Volume > Issue > The Ministry of the Laity

The Ministry of the Laity

WHAT IT'S REALLY ALL ABOUT

By Mary F. Rousseau | June 1995
Mary F. Rousseau is Associate Professor of Philosophy at Marquette University.

I’ve been a lay minister for some 50 years — as a student, waitress, wife, stay-at-home mother, professor, author, and public speaker. Christians by definition minister unto others. In my day (as my children put it), anyone who was not ordained was a lay minister. But now a semi-clerical lay ministry is touted as a creative answer to the shortage of priests in North America. Some even see the clericalization of the laity as a sign of a coming Millennium of the Laity. But is it?

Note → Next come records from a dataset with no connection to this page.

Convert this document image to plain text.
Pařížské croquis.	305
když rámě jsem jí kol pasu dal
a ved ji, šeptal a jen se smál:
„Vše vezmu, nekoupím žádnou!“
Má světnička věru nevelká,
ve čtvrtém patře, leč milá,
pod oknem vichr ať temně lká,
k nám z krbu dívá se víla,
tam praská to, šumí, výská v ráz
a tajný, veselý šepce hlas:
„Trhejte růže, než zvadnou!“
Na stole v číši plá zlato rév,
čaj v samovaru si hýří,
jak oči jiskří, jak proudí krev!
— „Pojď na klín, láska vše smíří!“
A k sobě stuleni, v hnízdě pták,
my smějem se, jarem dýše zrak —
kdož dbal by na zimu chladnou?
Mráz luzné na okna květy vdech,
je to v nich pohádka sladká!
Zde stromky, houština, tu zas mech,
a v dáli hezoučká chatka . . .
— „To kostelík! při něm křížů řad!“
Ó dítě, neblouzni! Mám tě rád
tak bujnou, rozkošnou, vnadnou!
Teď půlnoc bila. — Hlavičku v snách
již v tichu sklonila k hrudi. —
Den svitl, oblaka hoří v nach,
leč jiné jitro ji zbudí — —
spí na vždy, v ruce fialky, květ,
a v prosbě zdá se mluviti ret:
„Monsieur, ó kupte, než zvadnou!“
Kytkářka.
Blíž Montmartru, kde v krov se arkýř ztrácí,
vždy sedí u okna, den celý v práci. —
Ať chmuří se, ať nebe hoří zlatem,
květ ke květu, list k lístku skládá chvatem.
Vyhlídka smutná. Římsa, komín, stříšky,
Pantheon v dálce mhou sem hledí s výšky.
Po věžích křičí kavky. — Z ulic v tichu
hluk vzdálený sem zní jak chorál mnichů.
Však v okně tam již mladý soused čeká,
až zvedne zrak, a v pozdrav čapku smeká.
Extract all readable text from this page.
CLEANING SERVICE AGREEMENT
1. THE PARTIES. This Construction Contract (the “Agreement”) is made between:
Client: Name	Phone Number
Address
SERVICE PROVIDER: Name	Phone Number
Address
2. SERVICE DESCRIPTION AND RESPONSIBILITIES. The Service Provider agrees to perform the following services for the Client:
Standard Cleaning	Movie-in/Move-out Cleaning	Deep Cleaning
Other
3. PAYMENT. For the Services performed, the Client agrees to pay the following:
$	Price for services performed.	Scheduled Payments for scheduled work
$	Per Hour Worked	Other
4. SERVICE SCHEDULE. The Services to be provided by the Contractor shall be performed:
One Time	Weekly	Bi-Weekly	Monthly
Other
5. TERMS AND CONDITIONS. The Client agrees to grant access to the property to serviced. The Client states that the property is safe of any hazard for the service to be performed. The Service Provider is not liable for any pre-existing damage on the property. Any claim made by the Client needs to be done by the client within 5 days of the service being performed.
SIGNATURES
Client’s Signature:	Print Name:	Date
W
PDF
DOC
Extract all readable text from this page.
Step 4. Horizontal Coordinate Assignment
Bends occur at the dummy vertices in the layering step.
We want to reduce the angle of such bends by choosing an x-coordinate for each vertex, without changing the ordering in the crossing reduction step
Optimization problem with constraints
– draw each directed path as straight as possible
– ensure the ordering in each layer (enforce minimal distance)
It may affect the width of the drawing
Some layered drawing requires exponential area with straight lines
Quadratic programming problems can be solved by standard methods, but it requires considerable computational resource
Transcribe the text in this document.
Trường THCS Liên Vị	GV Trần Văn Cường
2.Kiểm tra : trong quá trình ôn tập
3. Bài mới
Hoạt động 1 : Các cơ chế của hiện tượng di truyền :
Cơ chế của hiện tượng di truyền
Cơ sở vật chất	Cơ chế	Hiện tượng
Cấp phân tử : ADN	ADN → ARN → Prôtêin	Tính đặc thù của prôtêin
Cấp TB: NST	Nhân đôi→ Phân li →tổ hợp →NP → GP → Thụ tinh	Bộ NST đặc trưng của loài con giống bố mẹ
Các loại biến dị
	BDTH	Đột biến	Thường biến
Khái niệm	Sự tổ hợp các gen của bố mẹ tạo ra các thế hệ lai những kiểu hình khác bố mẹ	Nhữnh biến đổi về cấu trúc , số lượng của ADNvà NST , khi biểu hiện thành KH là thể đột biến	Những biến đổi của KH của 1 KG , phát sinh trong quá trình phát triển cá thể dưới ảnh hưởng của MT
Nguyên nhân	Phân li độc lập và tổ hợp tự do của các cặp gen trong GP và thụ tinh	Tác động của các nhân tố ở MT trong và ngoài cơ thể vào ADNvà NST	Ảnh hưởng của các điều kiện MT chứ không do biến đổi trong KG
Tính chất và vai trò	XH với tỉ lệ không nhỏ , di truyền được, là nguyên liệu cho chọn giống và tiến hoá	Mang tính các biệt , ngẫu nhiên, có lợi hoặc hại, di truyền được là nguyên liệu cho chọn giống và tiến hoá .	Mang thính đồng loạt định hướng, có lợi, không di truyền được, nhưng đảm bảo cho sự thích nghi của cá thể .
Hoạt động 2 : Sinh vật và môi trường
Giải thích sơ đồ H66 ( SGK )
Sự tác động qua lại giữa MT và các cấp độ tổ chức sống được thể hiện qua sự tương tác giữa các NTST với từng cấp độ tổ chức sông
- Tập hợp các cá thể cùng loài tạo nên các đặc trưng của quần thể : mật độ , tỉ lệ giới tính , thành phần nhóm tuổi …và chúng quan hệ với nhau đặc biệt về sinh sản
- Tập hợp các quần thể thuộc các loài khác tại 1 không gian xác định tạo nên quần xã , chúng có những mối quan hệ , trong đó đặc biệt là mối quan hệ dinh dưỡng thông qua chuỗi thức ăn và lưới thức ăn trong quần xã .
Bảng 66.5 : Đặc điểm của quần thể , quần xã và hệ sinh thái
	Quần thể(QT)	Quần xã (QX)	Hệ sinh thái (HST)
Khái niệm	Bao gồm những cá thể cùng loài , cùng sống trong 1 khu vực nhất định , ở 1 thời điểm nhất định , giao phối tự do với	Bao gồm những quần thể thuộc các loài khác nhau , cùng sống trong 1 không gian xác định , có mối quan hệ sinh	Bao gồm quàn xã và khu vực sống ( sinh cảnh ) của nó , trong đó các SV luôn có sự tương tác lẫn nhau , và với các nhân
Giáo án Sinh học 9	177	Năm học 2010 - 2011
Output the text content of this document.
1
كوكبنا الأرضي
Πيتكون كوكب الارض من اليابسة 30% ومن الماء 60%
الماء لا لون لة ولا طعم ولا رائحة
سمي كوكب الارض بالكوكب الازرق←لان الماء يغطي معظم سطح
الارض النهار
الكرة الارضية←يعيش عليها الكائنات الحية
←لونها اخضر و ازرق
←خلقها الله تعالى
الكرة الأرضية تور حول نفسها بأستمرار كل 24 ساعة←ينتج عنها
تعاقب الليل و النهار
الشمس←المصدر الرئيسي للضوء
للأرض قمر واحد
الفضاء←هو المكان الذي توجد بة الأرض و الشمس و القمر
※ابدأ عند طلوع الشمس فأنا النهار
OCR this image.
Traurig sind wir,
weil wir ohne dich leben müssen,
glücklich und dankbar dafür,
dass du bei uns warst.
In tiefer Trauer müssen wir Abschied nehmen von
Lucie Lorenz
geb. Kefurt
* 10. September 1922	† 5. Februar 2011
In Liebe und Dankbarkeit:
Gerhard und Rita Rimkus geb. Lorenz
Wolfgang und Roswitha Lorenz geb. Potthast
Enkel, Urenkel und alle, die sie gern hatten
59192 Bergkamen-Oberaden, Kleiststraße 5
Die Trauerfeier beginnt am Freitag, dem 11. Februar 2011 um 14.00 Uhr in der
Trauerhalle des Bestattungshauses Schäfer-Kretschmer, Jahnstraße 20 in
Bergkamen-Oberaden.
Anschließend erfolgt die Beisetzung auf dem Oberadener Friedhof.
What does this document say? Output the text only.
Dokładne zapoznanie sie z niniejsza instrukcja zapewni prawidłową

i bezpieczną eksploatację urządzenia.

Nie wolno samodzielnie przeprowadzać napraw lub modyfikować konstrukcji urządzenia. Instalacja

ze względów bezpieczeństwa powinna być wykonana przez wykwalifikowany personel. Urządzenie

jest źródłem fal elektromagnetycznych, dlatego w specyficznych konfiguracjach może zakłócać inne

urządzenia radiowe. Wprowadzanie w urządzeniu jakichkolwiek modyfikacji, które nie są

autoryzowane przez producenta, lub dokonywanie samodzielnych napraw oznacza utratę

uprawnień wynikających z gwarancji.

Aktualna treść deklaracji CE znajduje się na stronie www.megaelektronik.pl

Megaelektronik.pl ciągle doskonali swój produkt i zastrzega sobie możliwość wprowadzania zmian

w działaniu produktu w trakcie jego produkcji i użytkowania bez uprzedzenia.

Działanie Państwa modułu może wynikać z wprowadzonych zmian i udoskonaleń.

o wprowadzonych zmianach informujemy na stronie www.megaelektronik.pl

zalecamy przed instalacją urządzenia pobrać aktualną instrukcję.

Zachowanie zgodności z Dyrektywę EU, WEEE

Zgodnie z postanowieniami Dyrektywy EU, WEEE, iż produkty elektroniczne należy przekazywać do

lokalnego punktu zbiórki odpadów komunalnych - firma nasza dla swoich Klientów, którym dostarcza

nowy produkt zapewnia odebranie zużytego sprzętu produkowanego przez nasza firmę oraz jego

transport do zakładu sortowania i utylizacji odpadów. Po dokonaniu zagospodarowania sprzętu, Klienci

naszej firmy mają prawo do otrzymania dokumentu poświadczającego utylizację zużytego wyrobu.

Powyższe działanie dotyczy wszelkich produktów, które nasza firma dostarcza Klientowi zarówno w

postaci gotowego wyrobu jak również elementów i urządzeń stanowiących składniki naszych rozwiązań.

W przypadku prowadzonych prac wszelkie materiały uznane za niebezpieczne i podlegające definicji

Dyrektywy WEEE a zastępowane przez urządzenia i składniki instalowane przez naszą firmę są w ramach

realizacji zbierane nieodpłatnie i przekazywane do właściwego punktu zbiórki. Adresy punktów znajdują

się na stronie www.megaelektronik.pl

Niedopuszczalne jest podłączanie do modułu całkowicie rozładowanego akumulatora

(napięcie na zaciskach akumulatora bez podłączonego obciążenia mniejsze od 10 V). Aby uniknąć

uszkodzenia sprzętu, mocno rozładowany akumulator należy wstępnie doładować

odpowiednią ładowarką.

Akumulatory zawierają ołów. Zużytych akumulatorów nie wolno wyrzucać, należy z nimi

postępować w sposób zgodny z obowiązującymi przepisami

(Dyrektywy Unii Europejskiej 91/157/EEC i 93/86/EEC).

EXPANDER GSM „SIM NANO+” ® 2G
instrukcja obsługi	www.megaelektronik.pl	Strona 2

Pope John Paul II’s 1991 exhortation The Lay Members of Christ’s Faithful People, (hereafter LC) offers a more fundamental standard for lay ministry: the sanctification of the laity. The Church is a communion of saints in which only one kind of prominence counts — not clerical or semi-clerical status, not power for making decisions, not positions of leadership, but personal holiness. In LC, holiness is the very life of Christ, the Vine of which we are the branches. It is this life which unites priests and laity, even as it unites us to our Source. We gain our holiness together, not in competition with or independent from each other. One thing is clear, then: A millennium of the laity will not be marked by lay people replacing outmoded priests and religious in positions of power, leadership, or public prominence. If it happens, it will be a millennium of new holiness, bringing a new wholeness to the Church.

Our baptismal grace calls us to evangelize the world. In this time our distinctively lay task is to restore to people all over the world their lost human dignity and hope by bringing Christ to them (LC, 37). Christ-the-Vine is the Second Person of a higher communion, the Triune God. The lay vocation, then, is to win people to membership in the “First Trinitarian Church.” There is no higher dignity that we might bring to people, nor any higher hope. For each millennium of human history is a millennium of salvation history.

The philosopher/theologian now occupying the See of Peter refers to his thought as “Thomistic Personalism.” His central unifying theme, taken from the “Treatise on Love” in the Summa Theologiae of St. Thomas Aquinas, is “the communion of persons.” Thomas asks whether union is one of the effects of love, and answers that love does not so much cause union as constitute it. Love just is union, and union is love. But only love of a certain kind can constitute a communion of persons — the “fairest love” of the Holy Father’s Letter to Families. It is amor amicitiae, the noun for “love” intensified by an adjective derived from the same root, “loving love,” “love in the true sense of the term.” The love that is not so fair is St. Thomas’s amor concupiscentiae, “desirous love,” which cannot constitute a union between persons. Our Holy Father often appeals to this contrast, speaking of “self-giving love” as opposed to “desirous love,” sometimes simply of “love” and “desire,” and even “love” and “use.”